A recent article in Marianne magazine reveals how Algeria, not content with television and social media, is engaging in more sinister actions.  Two government employees in France are suspected by the DGSI (equivalent of MI5 in the U.K.) of having passed on to Algeria sensitive information about opponents of the regime who are living in exile in France.  With possibly serious consequences.  Hichem Aboud, a former officer in the Algerian army, who has been living in exile in France since 1997 and who published a book called “The Mafia of the Generals”  in 2002 was subjected to an attempted kidnapping in Barcelona last year.  So far the investigation has not demonstrated the complicity of the Algerian secret services but it is not the first time that this thorn in the side of the regime has been targeted.  Nor is he the only one. Algerian refugees from the regime living in France are regularly targeted by “influencers” who post their details on social media and issue death threats forcing their victims to live ultra cautiously-never receiving guests at home or going out on foot.  Some, such as  Kamel Boncheikh, a French Algerian writer and fierce critic of Islamism and its creeping influence in the West, have suffered from isolation.  He says that people he knows refuse to meet him when they come to France for fear that the regime will learn of it and take reprisals against them when they return to Algeria.

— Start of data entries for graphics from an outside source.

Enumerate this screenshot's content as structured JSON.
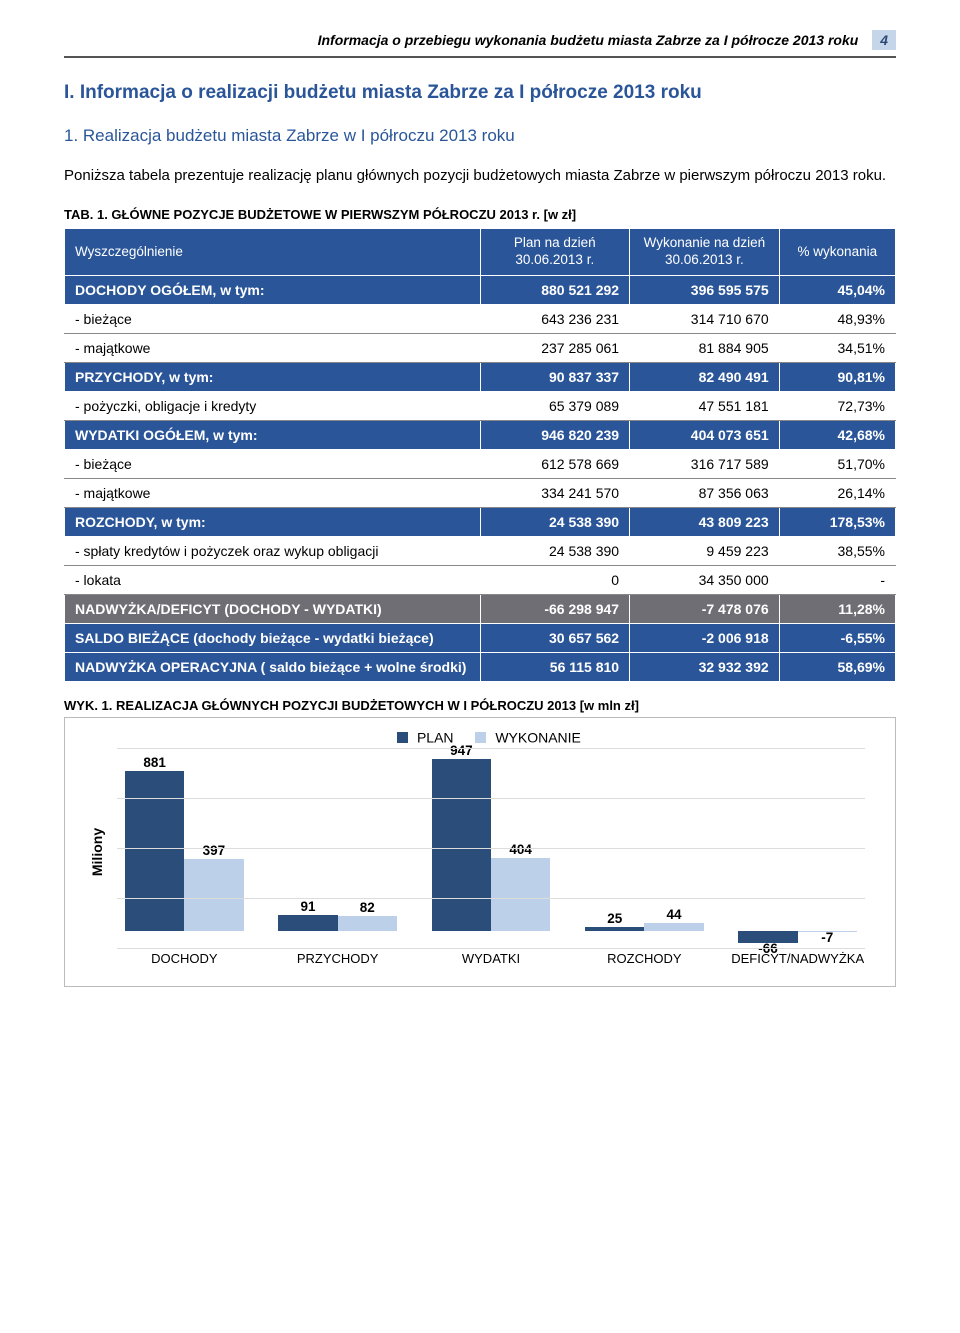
{
  "header": {
    "title": "Informacja o przebiegu wykonania budżetu miasta Zabrze za I półrocze 2013 roku",
    "page_number": "4"
  },
  "section": {
    "title": "I. Informacja o realizacji budżetu miasta Zabrze za I półrocze 2013 roku",
    "sub_title": "1. Realizacja budżetu miasta Zabrze w I półroczu 2013 roku",
    "body": "Poniższa tabela prezentuje realizację planu głównych pozycji budżetowych miasta Zabrze w pierwszym półroczu 2013 roku."
  },
  "table": {
    "caption": "TAB. 1. GŁÓWNE POZYCJE BUDŻETOWE W PIERWSZYM PÓŁROCZU 2013 r. [w zł]",
    "headers": {
      "name": "Wyszczególnienie",
      "plan": "Plan na dzień 30.06.2013 r.",
      "wyk": "Wykonanie na dzień 30.06.2013 r.",
      "pct": "% wykonania"
    },
    "rows": [
      {
        "style": "blue",
        "name": "DOCHODY OGÓŁEM, w tym:",
        "plan": "880 521 292",
        "wyk": "396 595 575",
        "pct": "45,04%"
      },
      {
        "style": "white",
        "name": "- bieżące",
        "plan": "643 236 231",
        "wyk": "314 710 670",
        "pct": "48,93%"
      },
      {
        "style": "white",
        "name": "- majątkowe",
        "plan": "237 285 061",
        "wyk": "81 884 905",
        "pct": "34,51%"
      },
      {
        "style": "blue",
        "name": "PRZYCHODY, w tym:",
        "plan": "90 837 337",
        "wyk": "82 490 491",
        "pct": "90,81%"
      },
      {
        "style": "white",
        "name": "- pożyczki, obligacje i kredyty",
        "plan": "65 379 089",
        "wyk": "47 551 181",
        "pct": "72,73%"
      },
      {
        "style": "blue",
        "name": "WYDATKI OGÓŁEM, w tym:",
        "plan": "946 820 239",
        "wyk": "404 073 651",
        "pct": "42,68%"
      },
      {
        "style": "white",
        "name": "- bieżące",
        "plan": "612 578 669",
        "wyk": "316 717 589",
        "pct": "51,70%"
      },
      {
        "style": "white",
        "name": "- majątkowe",
        "plan": "334 241 570",
        "wyk": "87 356 063",
        "pct": "26,14%"
      },
      {
        "style": "blue",
        "name": "ROZCHODY, w tym:",
        "plan": "24 538 390",
        "wyk": "43 809 223",
        "pct": "178,53%"
      },
      {
        "style": "white",
        "name": "- spłaty kredytów i pożyczek oraz wykup obligacji",
        "plan": "24 538 390",
        "wyk": "9 459 223",
        "pct": "38,55%"
      },
      {
        "style": "white",
        "name": "- lokata",
        "plan": "0",
        "wyk": "34 350 000",
        "pct": "-"
      },
      {
        "style": "grey",
        "name": "NADWYŻKA/DEFICYT (DOCHODY - WYDATKI)",
        "plan": "-66 298 947",
        "wyk": "-7 478 076",
        "pct": "11,28%"
      },
      {
        "style": "blue",
        "name": "SALDO BIEŻĄCE (dochody bieżące - wydatki bieżące)",
        "plan": "30 657 562",
        "wyk": "-2 006 918",
        "pct": "-6,55%"
      },
      {
        "style": "blue",
        "name": "NADWYŻKA OPERACYJNA ( saldo bieżące + wolne środki)",
        "plan": "56 115 810",
        "wyk": "32 932 392",
        "pct": "58,69%"
      }
    ]
  },
  "chart": {
    "caption": "WYK. 1. REALIZACJA GŁÓWNYCH POZYCJI BUDŻETOWYCH W I PÓŁROCZU 2013 [w mln zł]",
    "ylabel": "Miliony",
    "legend": {
      "plan_label": "PLAN",
      "wyk_label": "WYKONANIE"
    },
    "colors": {
      "plan": "#2a4d7a",
      "wyk": "#bcd0ea",
      "grid": "#dcdcdc",
      "bg": "#ffffff"
    },
    "type": "bar",
    "yrange": {
      "min": -100,
      "max": 1000,
      "grid_count": 4
    },
    "categories": [
      "DOCHODY",
      "PRZYCHODY",
      "WYDATKI",
      "ROZCHODY",
      "DEFICYT/NADWYŻKA"
    ],
    "series": {
      "plan": [
        881,
        91,
        947,
        25,
        -66
      ],
      "wyk": [
        397,
        82,
        404,
        44,
        -7
      ]
    }
  }
}
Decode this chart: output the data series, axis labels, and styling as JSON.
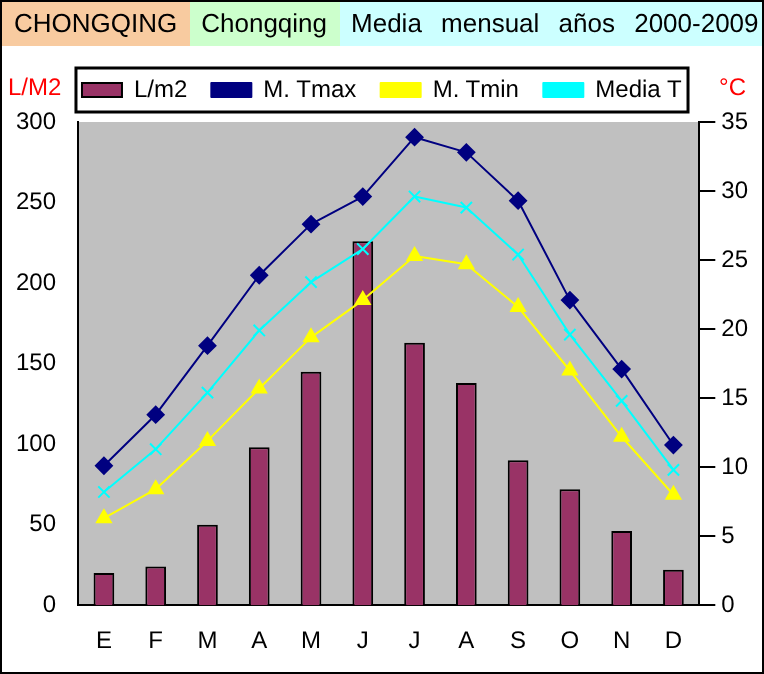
{
  "chart_data": {
    "type": "bar",
    "title": "CHONGQING",
    "subtitle": "Chongqing",
    "annotations": [
      "Media mensual años 2000-2009"
    ],
    "ylabel": "L/M2",
    "y2label": "°C",
    "categories": [
      "E",
      "F",
      "M",
      "A",
      "M",
      "J",
      "J",
      "A",
      "S",
      "O",
      "N",
      "D"
    ],
    "series": [
      {
        "name": "L/m2",
        "color": "#993366",
        "values": [
          20,
          24,
          50,
          98,
          145,
          226,
          163,
          138,
          90,
          72,
          46,
          22
        ]
      },
      {
        "name": "M. Tmax",
        "type": "line",
        "axis": "y2",
        "marker": "diamond",
        "color": "#000080",
        "values": [
          10.1,
          13.8,
          18.8,
          23.9,
          27.6,
          29.6,
          33.9,
          32.8,
          29.3,
          22.1,
          17.1,
          11.6
        ]
      },
      {
        "name": "M. Tmin",
        "type": "line",
        "axis": "y2",
        "marker": "triangle",
        "color": "#ffff00",
        "values": [
          6.3,
          8.4,
          11.9,
          15.7,
          19.4,
          22.1,
          25.3,
          24.7,
          21.6,
          17.0,
          12.2,
          8.0
        ]
      },
      {
        "name": "Media T",
        "type": "line",
        "axis": "y2",
        "marker": "cross",
        "color": "#00ffff",
        "values": [
          8.2,
          11.3,
          15.4,
          19.9,
          23.4,
          25.8,
          29.6,
          28.8,
          25.4,
          19.6,
          14.8,
          9.8
        ]
      }
    ],
    "ylim": [
      0,
      300
    ],
    "yticks": [
      0,
      50,
      100,
      150,
      200,
      250,
      300
    ],
    "y2lim": [
      0,
      35
    ],
    "y2ticks": [
      0,
      5,
      10,
      15,
      20,
      25,
      30,
      35
    ],
    "legend": "top",
    "grid": false
  }
}
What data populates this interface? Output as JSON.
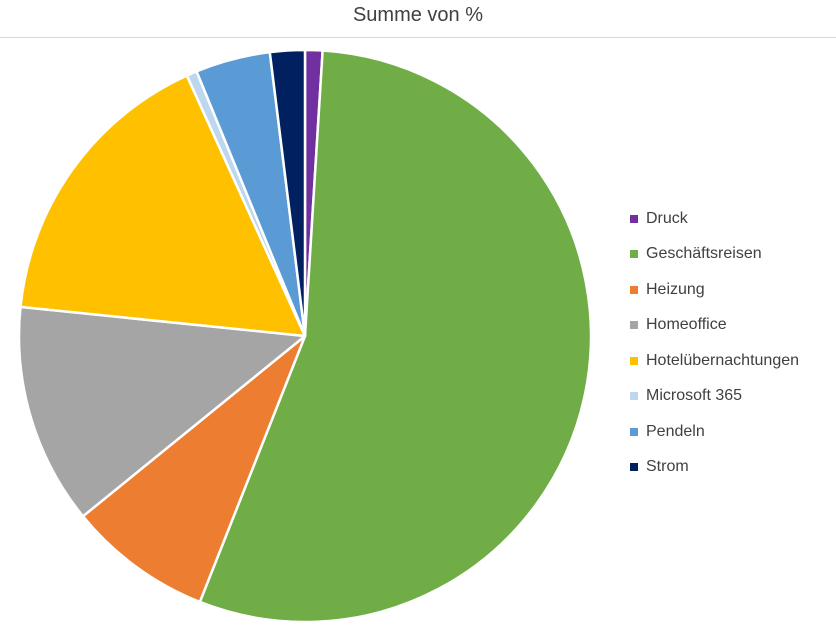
{
  "chart_data": {
    "type": "pie",
    "title": "Summe von %",
    "legend_position": "right",
    "start_angle_deg": 0,
    "slices": [
      {
        "label": "Druck",
        "value": 1.0,
        "color": "#7030a0"
      },
      {
        "label": "Geschäftsreisen",
        "value": 56.0,
        "color": "#70ad47"
      },
      {
        "label": "Heizung",
        "value": 8.3,
        "color": "#ed7d31"
      },
      {
        "label": "Homeoffice",
        "value": 12.7,
        "color": "#a5a5a5"
      },
      {
        "label": "Hotelübernachtungen",
        "value": 16.9,
        "color": "#ffc000"
      },
      {
        "label": "Microsoft 365",
        "value": 0.6,
        "color": "#bdd7ee"
      },
      {
        "label": "Pendeln",
        "value": 4.3,
        "color": "#5b9bd5"
      },
      {
        "label": "Strom",
        "value": 2.0,
        "color": "#002060"
      }
    ]
  }
}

Meanwhile Boualem Sansal continues to rot in jail with no immediate prospect of release and his fellow author Kamel Daoud, who won the Prix Goncourt in 2004 for his novel “Houris” has been the subject of two international arrest warrants issued by Algeria.  Daoud and his wife, who is a psychiatrist, are accused of using the story of a young woman who escaped the “black decade” of the 1990’s without her consent.  His book describes the horrors of the civil war but talking and writing about this is forbidden in Algeria. Daoud denies that the book recounts the life of Mme Arbane, the woman concerned, and says that the arrest warrants are an attempt on the part of the Algerian government to silence him as they are trying to silence Sansal.

In May 2025 28 La France Insoumise deputies voted, to their eternal shame, against a resolution demanding the liberation of Boualem Sansal.  Bastien Lachaud denounced Sansal as an individual who is “close to the Islamophobic right”.  Perhaps because he was invited to a book fair in Israel?